Ne vous inquiétez pas, on en parle et on en a souvent un peu parlé à tord en abusant justement du terme d'invasion. La raison en est que les attaques des IIe et IIIe siècles, que je qualifie d'agression personnellement, n'ont que rarement vocation à l'installation ou la conquête. Dans la plupart des cas il s'agit de campagnes de pillages visant à s'emparer de richesses métalliques et qui, si elles s'enfoncèrent parfois profondément dans les terres de l'Empire, restèrent pour la plupart concentrées sur les frontières. Les conséquences sur la vie urbaine ont sans doute été importantes, dans le sens où la crainte générée a poussé les habitant à concevoir des villes fortifiées exiguës à vocation défensive à la place des grandes villes ouvertes des premiers siècles. Néanmoins, je le répète, on ne sait que peu de choses sur ce qui restait encore occupé des anciens centre urbain et rien n'indique que les surfaces remparées représentent la ville réelle.

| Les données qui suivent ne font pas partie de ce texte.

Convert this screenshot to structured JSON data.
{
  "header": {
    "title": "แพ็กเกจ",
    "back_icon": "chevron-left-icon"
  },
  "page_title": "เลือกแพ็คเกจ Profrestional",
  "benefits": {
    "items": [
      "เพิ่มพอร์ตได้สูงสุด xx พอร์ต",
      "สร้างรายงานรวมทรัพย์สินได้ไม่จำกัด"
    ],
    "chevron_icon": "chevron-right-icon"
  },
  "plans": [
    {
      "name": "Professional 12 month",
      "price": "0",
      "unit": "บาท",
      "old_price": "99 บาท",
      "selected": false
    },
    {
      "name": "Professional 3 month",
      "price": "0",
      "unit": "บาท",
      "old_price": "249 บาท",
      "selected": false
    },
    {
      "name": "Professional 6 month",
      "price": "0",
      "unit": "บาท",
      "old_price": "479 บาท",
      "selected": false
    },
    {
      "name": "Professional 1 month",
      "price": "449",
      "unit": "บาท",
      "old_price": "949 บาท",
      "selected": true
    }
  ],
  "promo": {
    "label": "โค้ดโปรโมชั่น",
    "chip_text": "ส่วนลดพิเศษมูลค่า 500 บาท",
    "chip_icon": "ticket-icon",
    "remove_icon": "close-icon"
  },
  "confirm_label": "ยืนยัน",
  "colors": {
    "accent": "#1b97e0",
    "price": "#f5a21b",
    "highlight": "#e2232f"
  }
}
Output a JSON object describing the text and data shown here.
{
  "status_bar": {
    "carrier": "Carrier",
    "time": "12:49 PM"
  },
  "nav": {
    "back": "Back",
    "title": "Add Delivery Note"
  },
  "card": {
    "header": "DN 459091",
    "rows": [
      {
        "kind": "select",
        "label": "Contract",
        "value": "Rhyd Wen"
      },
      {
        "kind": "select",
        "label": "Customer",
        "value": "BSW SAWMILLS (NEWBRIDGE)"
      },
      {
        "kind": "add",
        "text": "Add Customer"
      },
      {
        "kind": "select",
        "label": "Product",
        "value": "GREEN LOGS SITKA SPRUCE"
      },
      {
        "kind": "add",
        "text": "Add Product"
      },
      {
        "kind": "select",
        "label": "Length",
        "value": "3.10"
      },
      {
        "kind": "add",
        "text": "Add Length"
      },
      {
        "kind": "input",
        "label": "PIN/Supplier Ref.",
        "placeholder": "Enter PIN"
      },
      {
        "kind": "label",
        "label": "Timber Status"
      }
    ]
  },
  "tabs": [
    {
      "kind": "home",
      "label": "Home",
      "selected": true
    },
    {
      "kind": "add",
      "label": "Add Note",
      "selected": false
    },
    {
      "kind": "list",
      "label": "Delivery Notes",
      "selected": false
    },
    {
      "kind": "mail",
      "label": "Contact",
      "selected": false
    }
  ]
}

La fin des troubles ne se limite pas aux actions de Pobus et Julien ; il faut les mettre aussi au compte de Postumus, de Claude II, d'Aurélien, de Maximien, de Constance Chlore, de Constantin... et encore seulement pour le front rhénan. Cela souligne une activité militaire extrêmement intense qui a sans nul doute laissé des traces aussi de l'autre coté de la frontière, ce qu'on a tendance a oublier généralement. Heureusement l'archéologie lève un peu le voile et nous montre un Empire beaucoup moins sur la défensive que ce qu'on pouvait en attendre :
http://www.actu-histoireantique.com/art ... 78033.htmlPour ce qui est du IVe et Ve siècle on assiste à des mouvements d'installation relativement massive avec femmes et enfants ce qui n'est guère semblable au final, si ce n'est les violences armées qui en furent accompagnées.
isatis a écrit :
Il semble que, même après ces dates, les frontières tendent à devenir un peu "passoire".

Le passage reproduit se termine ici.